Hon Chairperson, hon Minister, Deputy Minister and fellow South Africans, it is a great privilege to stand before this House today as a newly elected Member of Parliament, to deliver my maiden speech in the service of the people of our nation. At this time, I am reminded that, despite the vagaries of our past, we are now and will forever be one nation with a single and shared future. I am also cognisant of the overwhelming desire of South Africa's people for their politicians to place partisan interests aside and work together. To that end, hon Minister, I wish to assure you of my unwavering commitment to the country's Constitution, and my sincere desire to work with you in the interests of our people.
House Chairperson, we are not blind. In fact, we are acutely aware that 300 years of colonialism and apartheid have entrenched severe development challenges that are further magnified by economic forces of globalisation. We acknowledge the continuing legacy and intergenerational consequences of colonialism and apartheid. We are intensely aware that undesirable colonial and apartheid patterns of capital accumulation have continued unabated under successive ANC-led governments. We know, too, that this is the case in the energy sector, where the ANC has actively defended the status quo, despite this not being in the broader interests of our country or our people.
It is broadly accepted that South Africa has followed a heavily capital and energy-intensive development trajectory, powered almost entirely by the extraction, sale and use of coal. With its roots in the mineral discoveries of the late 1860s and 1880s, and known as the mineral-energy complex, this development trajectory is a product of the original compromises established between British colonial masters and the country's original industrialists. Along with cheap energy, the colonial and later the apartheid-era state subjected some people to cheap labour. Cheap energy and cheap labour were a boon to South Africa's mines and the narrow industries associated with mining. The social consequences of this state-aided policy were, however, devastating.

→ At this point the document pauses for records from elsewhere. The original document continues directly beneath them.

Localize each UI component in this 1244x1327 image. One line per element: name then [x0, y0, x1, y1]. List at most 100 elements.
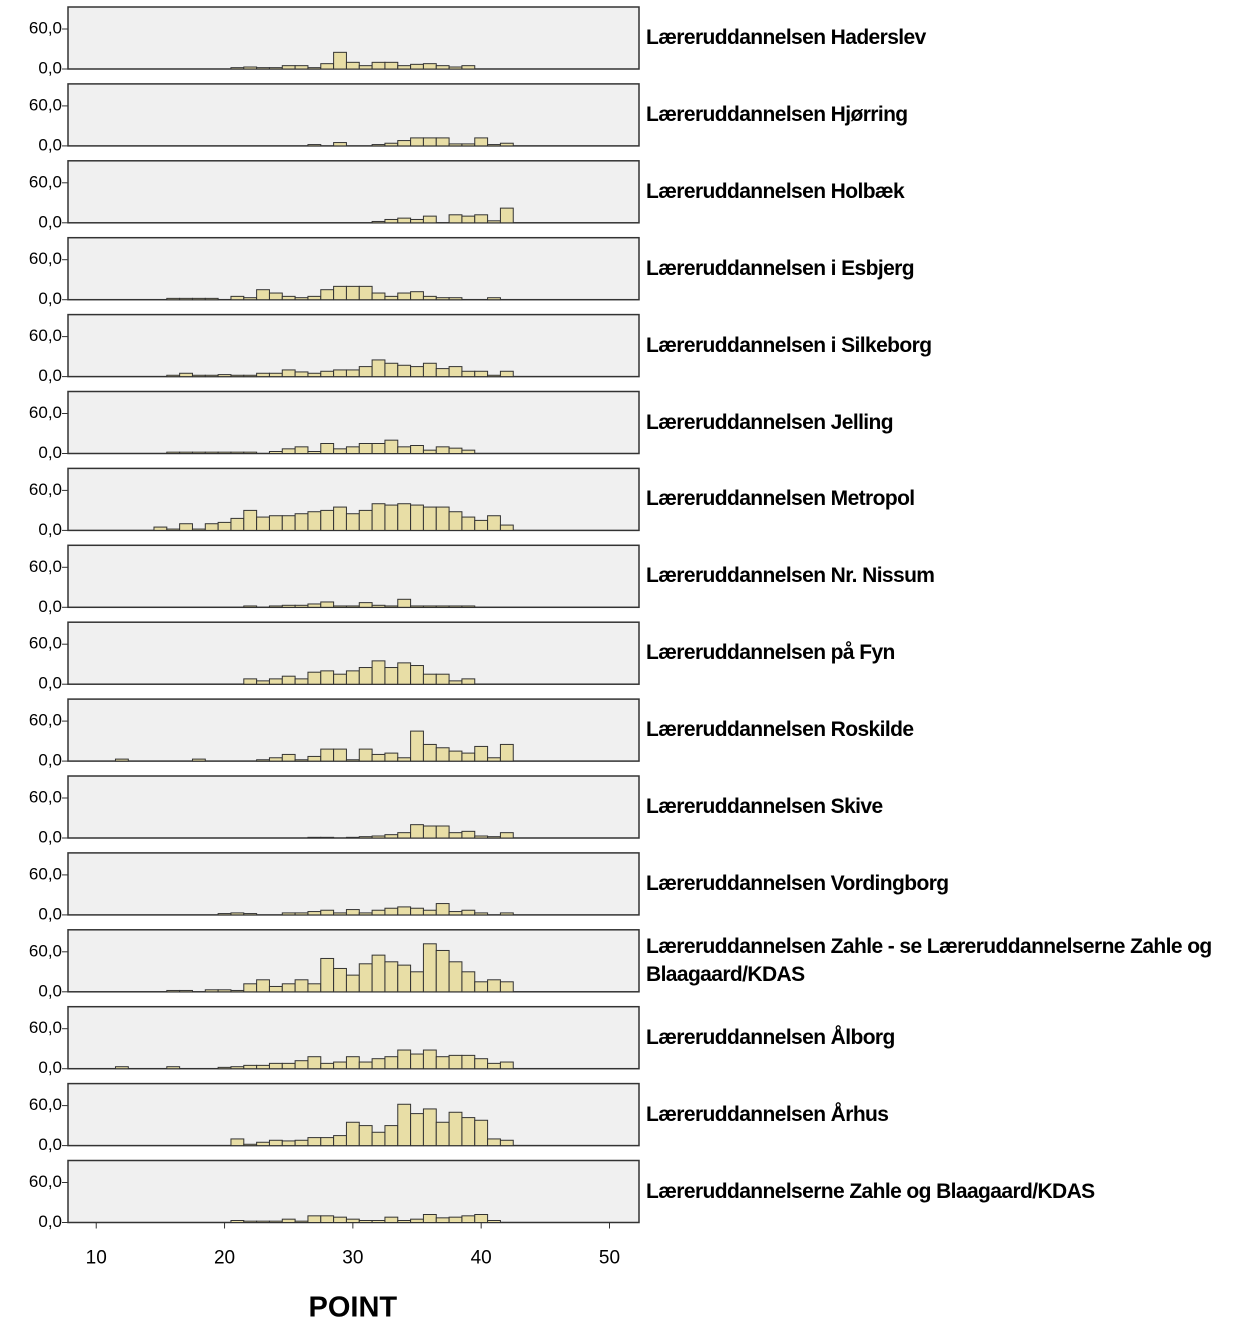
bar: [435, 297, 450, 301]
bar: [410, 730, 424, 762]
bar: [345, 974, 360, 993]
bar: [345, 670, 360, 685]
bar: [281, 515, 296, 531]
bar: [294, 297, 309, 301]
bar: [422, 215, 437, 224]
bar: [371, 503, 386, 531]
bar: [358, 1125, 373, 1147]
bar: [204, 989, 219, 993]
bar: [397, 964, 412, 993]
y-tick-label: 0,0: [38, 751, 62, 770]
bar: [345, 1121, 360, 1147]
bar: [384, 1216, 399, 1223]
bar: [422, 449, 437, 454]
bar: [294, 1060, 309, 1070]
bar: [333, 369, 347, 378]
bar: [410, 137, 424, 147]
bar: [461, 1054, 476, 1070]
bar: [499, 832, 514, 839]
bar: [179, 297, 193, 301]
bar: [499, 981, 514, 993]
bar: [397, 503, 412, 531]
bar: [461, 65, 476, 70]
bar: [461, 971, 476, 993]
bar: [358, 912, 373, 916]
bar: [320, 370, 335, 378]
bar: [320, 289, 335, 301]
bar: [487, 1062, 501, 1070]
panel-background: [67, 544, 640, 609]
bar: [410, 1113, 424, 1147]
bar: [230, 374, 245, 378]
bar: [410, 971, 424, 993]
bar: [435, 137, 450, 147]
bar: [333, 51, 347, 70]
panel-background: [67, 929, 640, 993]
bar: [217, 989, 232, 993]
bar: [243, 509, 258, 531]
bar: [345, 909, 360, 916]
bar: [256, 289, 270, 301]
bar: [448, 366, 463, 378]
bar: [397, 662, 412, 685]
bar: [345, 759, 360, 762]
bar: [307, 451, 322, 454]
bar: [422, 673, 437, 685]
bar: [461, 370, 476, 378]
bar: [384, 504, 399, 531]
bar: [268, 292, 283, 301]
bar: [371, 954, 386, 993]
bar: [345, 605, 360, 608]
y-tick-label: 60,0: [29, 172, 62, 191]
bar: [307, 603, 322, 608]
bar: [333, 142, 347, 147]
bar: [268, 67, 283, 70]
bar: [307, 671, 322, 685]
bar: [307, 372, 322, 378]
bar: [191, 451, 206, 454]
x-tick-label: 40: [471, 1248, 492, 1269]
bar: [256, 979, 270, 993]
panel-label: Læreruddannelsen Zahle - se Læreruddanne…: [646, 934, 1212, 986]
bar: [307, 755, 322, 762]
bar: [320, 670, 335, 685]
bar: [435, 1121, 450, 1147]
bar: [281, 753, 296, 762]
bar: [487, 220, 501, 224]
bar: [499, 142, 514, 147]
bar: [217, 521, 232, 531]
y-tick-label: 60,0: [29, 18, 62, 37]
bar: [204, 297, 219, 301]
bar: [384, 752, 399, 762]
bar: [371, 604, 386, 608]
bar: [499, 912, 514, 916]
y-tick-label: 60,0: [29, 941, 62, 960]
bar: [435, 949, 450, 993]
bar: [448, 750, 463, 762]
bar: [243, 605, 258, 608]
bar: [230, 912, 245, 916]
bar: [397, 832, 412, 839]
bar: [333, 1061, 347, 1070]
bar: [461, 752, 476, 762]
bar: [487, 515, 501, 531]
bar: [384, 1125, 399, 1147]
y-tick-label: 60,0: [29, 557, 62, 576]
bar: [294, 371, 309, 378]
bar: [371, 1131, 386, 1147]
bar: [410, 63, 424, 70]
bar: [435, 903, 450, 916]
y-tick-label: 60,0: [29, 326, 62, 345]
panel-label: Læreruddannelsen på Fyn: [646, 641, 895, 665]
panel-background: [67, 83, 640, 147]
bar: [487, 1220, 501, 1223]
bar: [448, 143, 463, 147]
panel-label: Læreruddannelsen i Esbjerg: [646, 256, 915, 280]
bar: [448, 1054, 463, 1070]
panel-background: [67, 160, 640, 224]
bar: [371, 909, 386, 916]
bar: [474, 214, 489, 224]
bar: [358, 667, 373, 685]
bar: [422, 909, 437, 916]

In 1996, the Truth and Reconciliation Commission found that the mining industry's involvement with the state in the formulation of oppressive policies and practices that resulted in low labour costs could be described as first-order involvement in apartheid.
Firmly entrenched in this perspective, the DA expresses its concerns about the failure of this and all previous ANC-led governments to shift South Africa's development trajectory towards a broader industrial path in which a diversity of industries and sectors are engaged to compete for capital and appropriately priced energy, but within a framework of fair labour practices.

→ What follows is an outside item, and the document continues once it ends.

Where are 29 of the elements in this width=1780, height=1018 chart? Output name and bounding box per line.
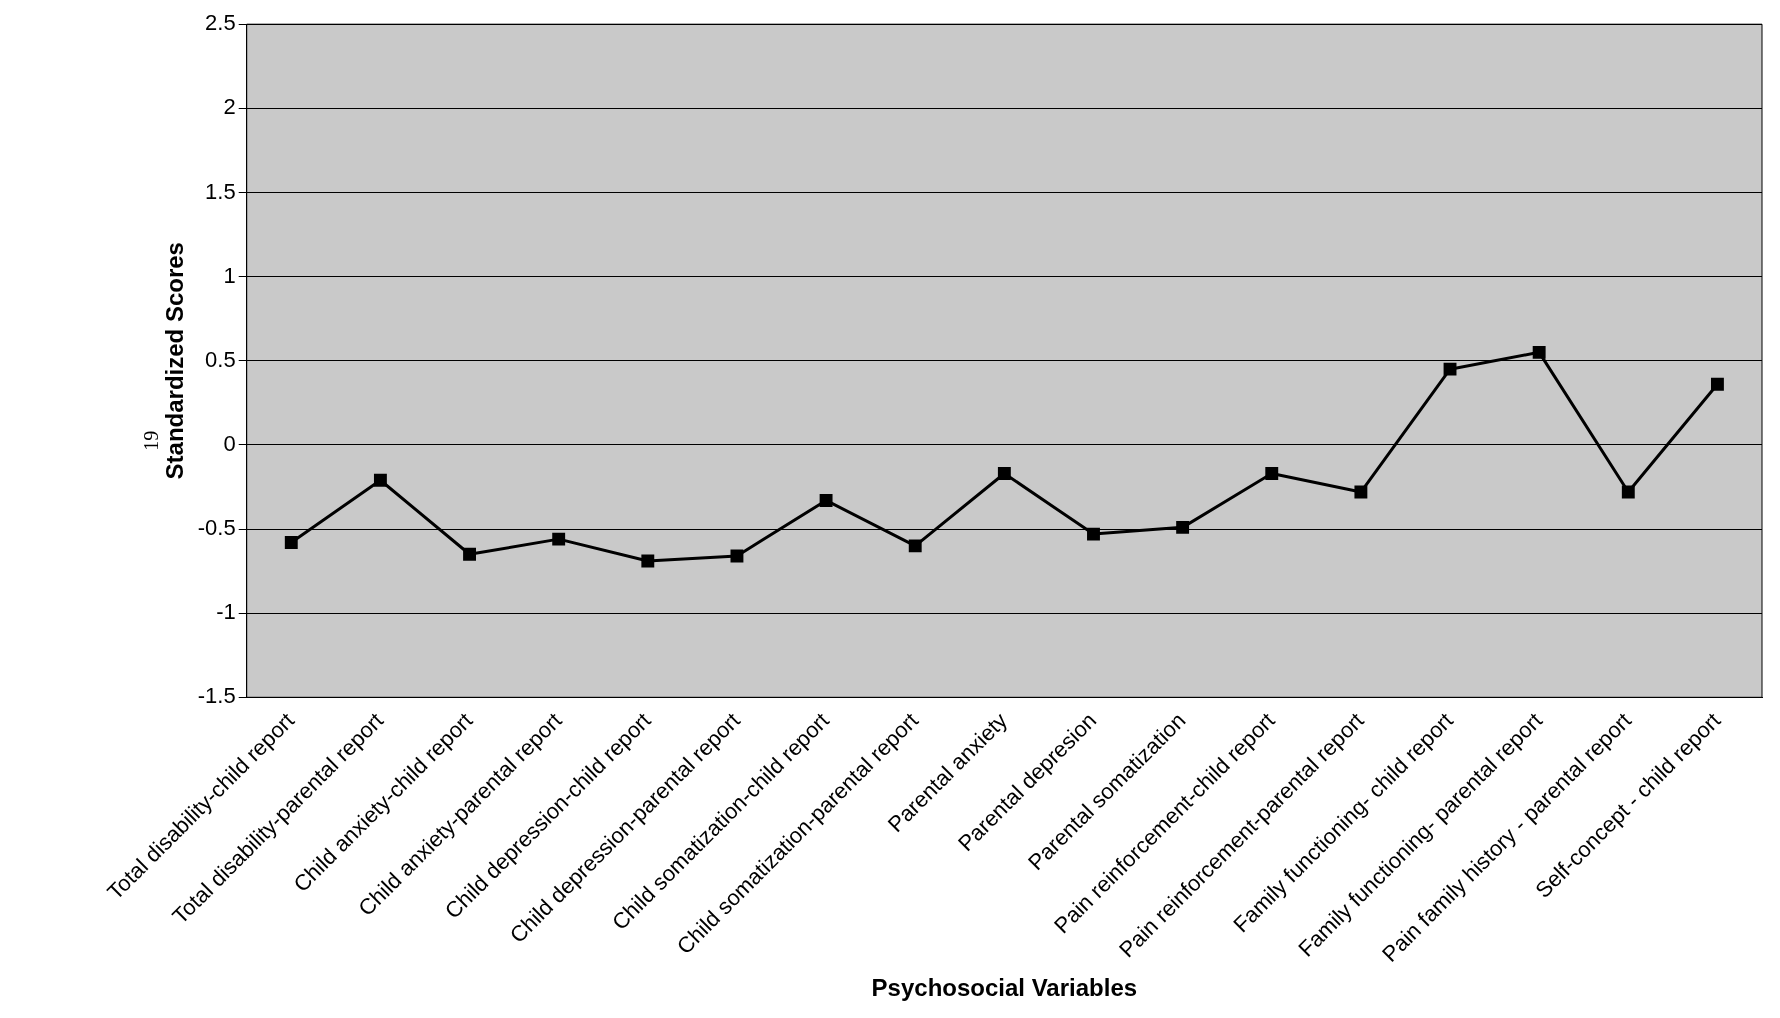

Yet, the ANC is doing nothing to achieve real structural change in the energy sector. The mineral-energy complex is left untouched as this government refuses to dismantle Eskom's monopoly, or reduce our country's dependence on coal. As such, the continued application of this apartheid- era logic will continue to reverberate across South Africa's economy and society.
With the minutes remaining, let me draw your attention to the burning issues. Firstly, I call on the Minister to come clean on the extent of the energy crisis affecting the nation. The idea that Kusile and Medupi will mean a return to business as usual ... [Interjections.]